Colourful vegetarian stir-fry
- Spray olive oil
- 1 small red onion
- 1 clove garlic
- 1 teaspoon ginger
- 250g pre-cooked Hokkien noodles
- 1 medium head broccoli, chopped into small florets
- 1 medium carrot, cut into small batons
- 1 small red capsicum, halved, seeded, sliced into thin strips
- 1 small green capsicum, halved, seeded, sliced into thin strips
- 6 pieces baby corn, sliced
- 2 bunches bok choy
- 680g extra firm tofu, chopped into large cubes
- 1 tablespoon oyster sauce
- 1/4 teaspoon chilli flakes
- 2 tablespoons unsalted cashews, to serve
- 2 teaspoons sesame seeds, to serve
- Fresh coriander leaves, to serve
- Spray a wok with olive oil and place over high heat. Add red onion, garlic and ginger and stir-fry until softened.
- Prepare Hokkien noodles according to packet instructions. Drain and set aside.

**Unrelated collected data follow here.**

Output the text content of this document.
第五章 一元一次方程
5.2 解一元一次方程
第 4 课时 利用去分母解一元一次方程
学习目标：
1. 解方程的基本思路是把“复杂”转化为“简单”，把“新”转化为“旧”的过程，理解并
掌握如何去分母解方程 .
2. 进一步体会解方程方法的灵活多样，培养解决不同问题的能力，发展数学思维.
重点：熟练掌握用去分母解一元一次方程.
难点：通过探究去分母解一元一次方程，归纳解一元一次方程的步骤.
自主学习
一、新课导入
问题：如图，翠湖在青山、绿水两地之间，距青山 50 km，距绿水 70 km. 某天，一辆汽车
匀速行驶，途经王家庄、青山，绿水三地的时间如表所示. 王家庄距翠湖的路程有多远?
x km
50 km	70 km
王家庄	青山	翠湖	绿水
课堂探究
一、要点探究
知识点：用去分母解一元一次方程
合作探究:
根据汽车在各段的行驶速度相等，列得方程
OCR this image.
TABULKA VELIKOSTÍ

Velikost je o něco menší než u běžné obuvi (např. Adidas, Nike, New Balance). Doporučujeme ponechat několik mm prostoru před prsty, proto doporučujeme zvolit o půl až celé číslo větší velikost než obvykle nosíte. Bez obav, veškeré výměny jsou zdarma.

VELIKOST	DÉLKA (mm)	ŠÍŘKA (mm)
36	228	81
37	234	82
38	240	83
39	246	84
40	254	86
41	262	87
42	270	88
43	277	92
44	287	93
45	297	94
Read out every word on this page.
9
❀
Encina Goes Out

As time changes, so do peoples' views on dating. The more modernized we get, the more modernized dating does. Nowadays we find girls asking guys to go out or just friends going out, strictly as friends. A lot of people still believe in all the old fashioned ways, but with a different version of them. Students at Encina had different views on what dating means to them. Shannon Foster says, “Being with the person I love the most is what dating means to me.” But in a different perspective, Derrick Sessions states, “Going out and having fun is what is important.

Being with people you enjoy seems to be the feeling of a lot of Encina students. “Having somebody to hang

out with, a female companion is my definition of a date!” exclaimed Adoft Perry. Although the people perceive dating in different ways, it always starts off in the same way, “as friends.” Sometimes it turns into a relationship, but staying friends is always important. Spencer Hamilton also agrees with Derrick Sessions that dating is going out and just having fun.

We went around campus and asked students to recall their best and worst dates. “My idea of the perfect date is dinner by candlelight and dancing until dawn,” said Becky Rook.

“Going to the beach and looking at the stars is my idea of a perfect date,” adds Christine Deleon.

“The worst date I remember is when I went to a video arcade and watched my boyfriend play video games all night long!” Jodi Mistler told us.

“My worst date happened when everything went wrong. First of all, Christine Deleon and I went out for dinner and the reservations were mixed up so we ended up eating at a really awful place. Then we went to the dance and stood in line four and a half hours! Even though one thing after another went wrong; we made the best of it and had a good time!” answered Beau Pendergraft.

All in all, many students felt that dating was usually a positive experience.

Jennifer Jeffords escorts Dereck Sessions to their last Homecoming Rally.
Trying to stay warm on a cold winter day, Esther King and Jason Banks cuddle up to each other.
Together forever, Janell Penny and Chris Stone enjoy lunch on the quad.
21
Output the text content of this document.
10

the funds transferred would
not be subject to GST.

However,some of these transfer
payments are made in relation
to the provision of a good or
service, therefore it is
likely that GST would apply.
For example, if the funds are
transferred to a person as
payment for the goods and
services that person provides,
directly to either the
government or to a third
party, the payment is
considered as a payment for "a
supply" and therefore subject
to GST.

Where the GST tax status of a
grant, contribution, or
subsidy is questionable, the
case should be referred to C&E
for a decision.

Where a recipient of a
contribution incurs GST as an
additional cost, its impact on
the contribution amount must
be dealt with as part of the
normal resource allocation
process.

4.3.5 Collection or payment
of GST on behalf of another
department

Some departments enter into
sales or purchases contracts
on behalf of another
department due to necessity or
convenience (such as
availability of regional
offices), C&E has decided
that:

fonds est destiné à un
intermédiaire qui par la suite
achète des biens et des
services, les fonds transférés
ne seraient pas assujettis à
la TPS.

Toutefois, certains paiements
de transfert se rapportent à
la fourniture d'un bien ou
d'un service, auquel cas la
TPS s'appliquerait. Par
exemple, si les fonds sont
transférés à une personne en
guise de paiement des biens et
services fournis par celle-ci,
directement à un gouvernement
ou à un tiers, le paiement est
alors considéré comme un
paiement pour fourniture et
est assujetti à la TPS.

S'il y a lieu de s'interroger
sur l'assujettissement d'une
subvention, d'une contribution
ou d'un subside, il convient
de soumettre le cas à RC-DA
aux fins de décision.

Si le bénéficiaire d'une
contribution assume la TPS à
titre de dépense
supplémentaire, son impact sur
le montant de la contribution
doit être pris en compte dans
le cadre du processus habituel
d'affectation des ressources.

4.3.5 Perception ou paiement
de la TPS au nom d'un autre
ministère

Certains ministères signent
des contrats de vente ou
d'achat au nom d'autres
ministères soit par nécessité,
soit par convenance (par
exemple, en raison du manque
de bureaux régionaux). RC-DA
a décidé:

- Add broccoli, carrot, red capsicum, green capsicum, baby corn and bok choy and stir-fry for 8-9 minutes, until tender-crisp. Add tofu, noodles, oyster sauce and chilli flakes and mix well. Reduce heat to low and cook for 3-4 minutes, stirring.
- Divide stir-fry between 4 bowls and garnish with cashews, sesame seeds and fresh coriander leaves.